Cheteshwar Pujara took 148 balls to get his first boundary, but not for once did the senior India batsman feel that he batted too slowly during the opening day's play against Australia in the first Pink ball Test in Adelaide on Thursday.
Pujara scored a sedate 43 off 160 balls in India's 233 for 6 at stumps on day one.
Asked if he felt that he could have paced his innings better, the Saurashtra man had an emphatic no for an answer.
"Not at all. We were in a very good position in the first two sessions," said Pujara, defending the 41 scored by the team in the first session and 66 runs that were scored in the second.
"We needed to make sure that we don't lose wickets when the ball is swinging. It was a great day of Test cricket and there are no regrets at all about the strategy. We couldn't have lost more wickets playing shots and getting bowled in a day," said Pujara.
He also defended his batting style on the day as the wicket wasn't conducive for stroke-play.
"For a 300-plus total, it's important to play well in the first two sessions," Pujara said to explain his dour batting.
"The wicket was fresh, the bowlers were fresh, so you could not play your shots so early... it was important to be patient at that stage."
"Test cricket needs patience.
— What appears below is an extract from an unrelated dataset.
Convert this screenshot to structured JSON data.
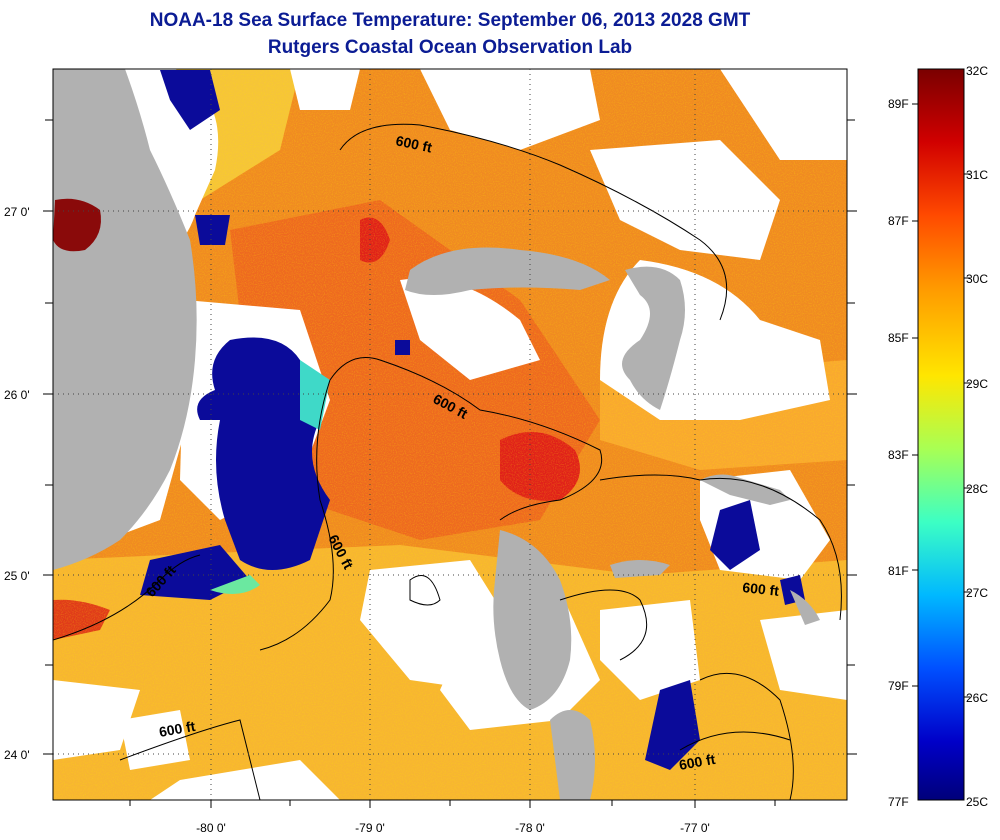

If the wicket is flat, then you can be aggressive but when it's helping the bowlers, you can't play a lot of shots.
Pujara feels the batsmen need to spend enough time on the Adelaide wicket before they can start going after the bowlers.
"The more you play (against the) pink ball, you get used to it. But I feel there is enough in it for fast bowlers and the way they bowled we had to build a partnership," said Pujara.
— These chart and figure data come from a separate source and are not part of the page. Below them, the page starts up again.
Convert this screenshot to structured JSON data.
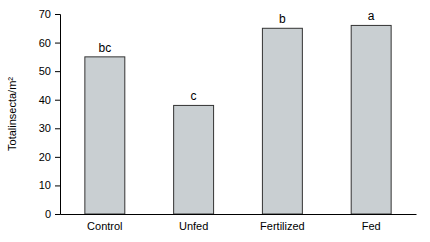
{
  "chart_data": {
    "type": "bar",
    "y_label": "Totalinsecta/m²",
    "categories": [
      "Control",
      "Unfed",
      "Fertilized",
      "Fed"
    ],
    "values": [
      55,
      38,
      65,
      66
    ],
    "annotations": [
      "bc",
      "c",
      "b",
      "a"
    ],
    "color": "#c9cfd2",
    "ylim": [
      0,
      70
    ],
    "yticks": [
      0,
      10,
      20,
      30,
      40,
      50,
      60,
      70
    ],
    "grid": false
  }
}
"I don't think it was a flat pitch where you can start playing your shots and keep scoring runs. So it's a pitch where you need to give enough time as a batsman," he added.
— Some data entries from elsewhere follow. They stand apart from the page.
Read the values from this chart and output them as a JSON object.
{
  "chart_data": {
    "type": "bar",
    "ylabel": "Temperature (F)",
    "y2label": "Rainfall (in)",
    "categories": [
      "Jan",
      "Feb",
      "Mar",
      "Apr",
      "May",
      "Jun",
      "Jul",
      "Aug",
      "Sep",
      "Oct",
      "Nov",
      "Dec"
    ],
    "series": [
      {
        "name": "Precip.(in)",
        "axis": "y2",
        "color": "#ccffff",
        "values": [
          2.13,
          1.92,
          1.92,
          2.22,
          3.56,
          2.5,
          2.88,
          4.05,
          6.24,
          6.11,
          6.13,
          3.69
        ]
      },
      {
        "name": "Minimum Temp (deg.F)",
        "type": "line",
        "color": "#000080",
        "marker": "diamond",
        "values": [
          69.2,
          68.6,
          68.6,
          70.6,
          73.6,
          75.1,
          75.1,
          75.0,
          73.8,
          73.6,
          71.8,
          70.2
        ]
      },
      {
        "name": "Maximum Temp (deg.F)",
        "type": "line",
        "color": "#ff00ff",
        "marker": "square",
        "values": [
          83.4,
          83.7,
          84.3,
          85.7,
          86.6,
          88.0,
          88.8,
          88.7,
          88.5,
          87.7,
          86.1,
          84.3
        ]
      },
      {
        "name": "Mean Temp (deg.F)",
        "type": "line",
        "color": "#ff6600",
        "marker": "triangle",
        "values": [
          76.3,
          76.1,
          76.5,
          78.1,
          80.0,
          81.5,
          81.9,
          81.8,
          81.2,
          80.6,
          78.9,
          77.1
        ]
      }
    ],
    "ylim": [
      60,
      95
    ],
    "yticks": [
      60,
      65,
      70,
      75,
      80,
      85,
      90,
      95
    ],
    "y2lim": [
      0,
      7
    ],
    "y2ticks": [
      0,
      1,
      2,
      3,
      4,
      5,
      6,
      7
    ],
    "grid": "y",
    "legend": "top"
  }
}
"In overseas conditions, you don't want a total of less than 200 runs (in first innings). In the first two sessions, the bowlers are fresh and the pitch is fresh," he said.
Pujara believes that the match is evenly poised after India ended the day at 233 for 6.
However, he conceded that skipper Virat Kohli and Ajinkya Rahane's dismissals in the final hour of the opening day will provide a "little bit of advantage" to Australia
Kohli was leading India from the front before a silly misunderstanding between him and deputy Rahane ended his stint at the crease as the former was run out. Minutes later, Mitchell Starc struck in the very first over with the second new ball, trapping Rahane in front as India lost the fifth wicket before putting 200 runs on the board.
"We were in a very good position, I would say, and after losing a couple of wickets -- Virat and Ajinkya -- I feel those were crucial wickets. But I still feel that we are just six down, and Ash (R Ashwin) can bat, Wriddhi (Wriddhiman Saha) can bat. Even our lower order will try and contribute as many runs as possible," he said.
"So we still have a very good chance of getting close to 275, 300 and if we bat well you never know we can hit 350 also. Yes, I mean there was a stage when we were in a dominating position but after losing Virat and Ajinkya, Australia have a little bit of advantage. But we still are evenly placed in the contest," he added
His duel with Nathan Lyon during the post-dinner break is being talked about and he praised the Australian off-spinner for his remarkable transformation into a world-class bowler in the past four to five years.
"He gets a lot of revs (revolutions) on the ball. His line and length have really improved. He likes taking the challenge and while facing him, you also need to be prepared to face that challenge," he said.